Ca2+ uptake by the luminal membrane vesicles. 45Ca2+ uptake was measured by the rapid Millipore (Bedford, MA) filtration technique. Uptake was initiated by adding 25 µl of incubation medium at 35°C to 5 µl of membrane suspension (~25 µg protein). The incubation medium contained either 120 mM NaCl and 20 mM choline chloride or 140 mM choline chloride, with 20 mM Tris-HEPES, pH 7.4, and, unless otherwise specified, 0.5 mM 45CaCl2. Uptake was stopped by the addition of 1 ml of ice-cold solution containing 150 mM KCl, 20 mM Tris-HEPES, pH 7.4, and 2 mM EGTA. The suspensions were then filtered through Millipore filters (0.45 µM), the filters were rinsed with an additional 5 ml of stop solution, and the retained radioactivity was counted. Nonspecific binding was measured at time 0 under the same conditions.

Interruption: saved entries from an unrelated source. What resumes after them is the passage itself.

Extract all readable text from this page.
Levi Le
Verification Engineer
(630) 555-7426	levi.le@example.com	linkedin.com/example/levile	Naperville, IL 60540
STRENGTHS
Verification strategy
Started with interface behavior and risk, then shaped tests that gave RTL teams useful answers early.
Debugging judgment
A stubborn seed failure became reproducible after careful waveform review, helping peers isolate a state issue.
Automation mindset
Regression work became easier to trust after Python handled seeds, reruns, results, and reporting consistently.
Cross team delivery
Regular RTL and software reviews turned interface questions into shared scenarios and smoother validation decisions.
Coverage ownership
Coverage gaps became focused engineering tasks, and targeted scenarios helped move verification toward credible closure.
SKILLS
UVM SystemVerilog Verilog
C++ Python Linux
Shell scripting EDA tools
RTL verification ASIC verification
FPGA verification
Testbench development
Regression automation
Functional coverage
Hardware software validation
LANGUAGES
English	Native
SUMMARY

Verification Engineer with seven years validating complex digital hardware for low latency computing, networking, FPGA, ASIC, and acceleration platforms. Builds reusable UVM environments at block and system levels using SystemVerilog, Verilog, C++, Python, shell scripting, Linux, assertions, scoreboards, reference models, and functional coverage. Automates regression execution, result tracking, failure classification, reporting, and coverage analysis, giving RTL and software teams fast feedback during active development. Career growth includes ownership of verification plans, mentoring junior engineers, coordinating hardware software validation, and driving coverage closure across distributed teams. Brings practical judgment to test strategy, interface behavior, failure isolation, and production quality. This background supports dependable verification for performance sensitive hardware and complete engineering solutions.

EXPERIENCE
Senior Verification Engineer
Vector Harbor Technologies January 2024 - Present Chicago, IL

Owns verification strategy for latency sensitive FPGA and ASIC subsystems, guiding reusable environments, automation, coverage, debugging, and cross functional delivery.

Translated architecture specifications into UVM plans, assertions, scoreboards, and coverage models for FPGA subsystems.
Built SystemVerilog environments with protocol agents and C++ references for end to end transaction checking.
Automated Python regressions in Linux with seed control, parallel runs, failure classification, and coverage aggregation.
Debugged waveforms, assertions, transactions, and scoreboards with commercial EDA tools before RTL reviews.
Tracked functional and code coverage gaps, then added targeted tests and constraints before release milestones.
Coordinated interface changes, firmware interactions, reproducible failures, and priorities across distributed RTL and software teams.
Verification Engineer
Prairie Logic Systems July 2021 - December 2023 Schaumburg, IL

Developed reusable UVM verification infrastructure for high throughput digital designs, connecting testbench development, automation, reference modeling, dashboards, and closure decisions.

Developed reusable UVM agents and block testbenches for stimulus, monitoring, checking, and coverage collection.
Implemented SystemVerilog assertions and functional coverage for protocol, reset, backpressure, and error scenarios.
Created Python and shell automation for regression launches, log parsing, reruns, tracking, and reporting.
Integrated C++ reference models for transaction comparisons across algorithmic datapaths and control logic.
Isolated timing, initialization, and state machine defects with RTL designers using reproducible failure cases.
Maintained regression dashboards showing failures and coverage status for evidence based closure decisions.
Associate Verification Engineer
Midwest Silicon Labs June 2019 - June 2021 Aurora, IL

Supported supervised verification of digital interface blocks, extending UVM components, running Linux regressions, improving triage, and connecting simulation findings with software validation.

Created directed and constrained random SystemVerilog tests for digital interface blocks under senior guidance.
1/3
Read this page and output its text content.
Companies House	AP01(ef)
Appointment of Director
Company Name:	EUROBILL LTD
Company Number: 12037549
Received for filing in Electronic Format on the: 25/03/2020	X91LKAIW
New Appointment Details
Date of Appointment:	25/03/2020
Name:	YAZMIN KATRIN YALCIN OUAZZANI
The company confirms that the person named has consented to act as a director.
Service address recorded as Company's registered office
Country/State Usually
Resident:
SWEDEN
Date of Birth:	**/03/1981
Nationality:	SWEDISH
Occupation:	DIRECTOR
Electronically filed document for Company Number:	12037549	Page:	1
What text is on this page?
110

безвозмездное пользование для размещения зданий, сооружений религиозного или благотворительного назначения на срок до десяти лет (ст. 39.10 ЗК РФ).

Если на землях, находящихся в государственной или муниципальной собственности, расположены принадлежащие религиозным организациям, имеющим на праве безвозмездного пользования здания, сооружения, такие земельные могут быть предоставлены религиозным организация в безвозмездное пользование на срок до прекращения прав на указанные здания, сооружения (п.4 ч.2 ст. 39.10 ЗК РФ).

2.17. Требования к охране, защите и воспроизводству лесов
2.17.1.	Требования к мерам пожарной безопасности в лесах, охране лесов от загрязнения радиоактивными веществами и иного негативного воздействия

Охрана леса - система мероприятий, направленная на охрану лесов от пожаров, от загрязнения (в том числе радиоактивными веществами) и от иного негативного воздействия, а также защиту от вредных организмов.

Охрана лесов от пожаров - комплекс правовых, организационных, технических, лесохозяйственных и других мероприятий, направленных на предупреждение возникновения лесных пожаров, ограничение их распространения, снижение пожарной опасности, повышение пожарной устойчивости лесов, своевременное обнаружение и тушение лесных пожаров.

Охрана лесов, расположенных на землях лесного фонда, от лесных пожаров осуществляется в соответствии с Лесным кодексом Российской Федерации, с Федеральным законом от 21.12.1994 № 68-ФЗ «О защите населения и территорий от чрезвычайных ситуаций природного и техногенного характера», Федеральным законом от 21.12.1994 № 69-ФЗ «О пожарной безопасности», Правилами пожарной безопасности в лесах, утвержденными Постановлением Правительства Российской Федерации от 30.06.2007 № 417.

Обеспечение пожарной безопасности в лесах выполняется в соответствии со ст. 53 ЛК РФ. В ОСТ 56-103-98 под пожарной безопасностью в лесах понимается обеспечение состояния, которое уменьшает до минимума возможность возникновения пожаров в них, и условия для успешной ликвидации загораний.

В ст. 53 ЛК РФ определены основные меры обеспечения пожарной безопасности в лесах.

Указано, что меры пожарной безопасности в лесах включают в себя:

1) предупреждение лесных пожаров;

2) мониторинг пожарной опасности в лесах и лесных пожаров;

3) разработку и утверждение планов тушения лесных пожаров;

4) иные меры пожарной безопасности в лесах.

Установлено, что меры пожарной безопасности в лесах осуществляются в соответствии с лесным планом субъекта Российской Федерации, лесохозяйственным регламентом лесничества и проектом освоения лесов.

Enzyme marker measurements. The purity of the various preparations was monitored by measurement of the specific enzyme activities. Alkaline phosphatase activity was determined according to the technique of Kelly and Hamilton (31) and Na+-K+-ATPase to the technique of Post and Sen (44).

Materials. 45CaCl2 was purchased from Mandel (NEN Life Science Products, Boston, MA). Collagenase type V, ANG II, DBcAMP, econazole, and all the other chemicals were from Sigma (St. Louis, MO). Calphostin C was purchased from Calbiochem. Losartan and PD-123319 were generously given by Merck, Sharp and Dohme and by our colleague, Dr. John S. D. Chan, respectively.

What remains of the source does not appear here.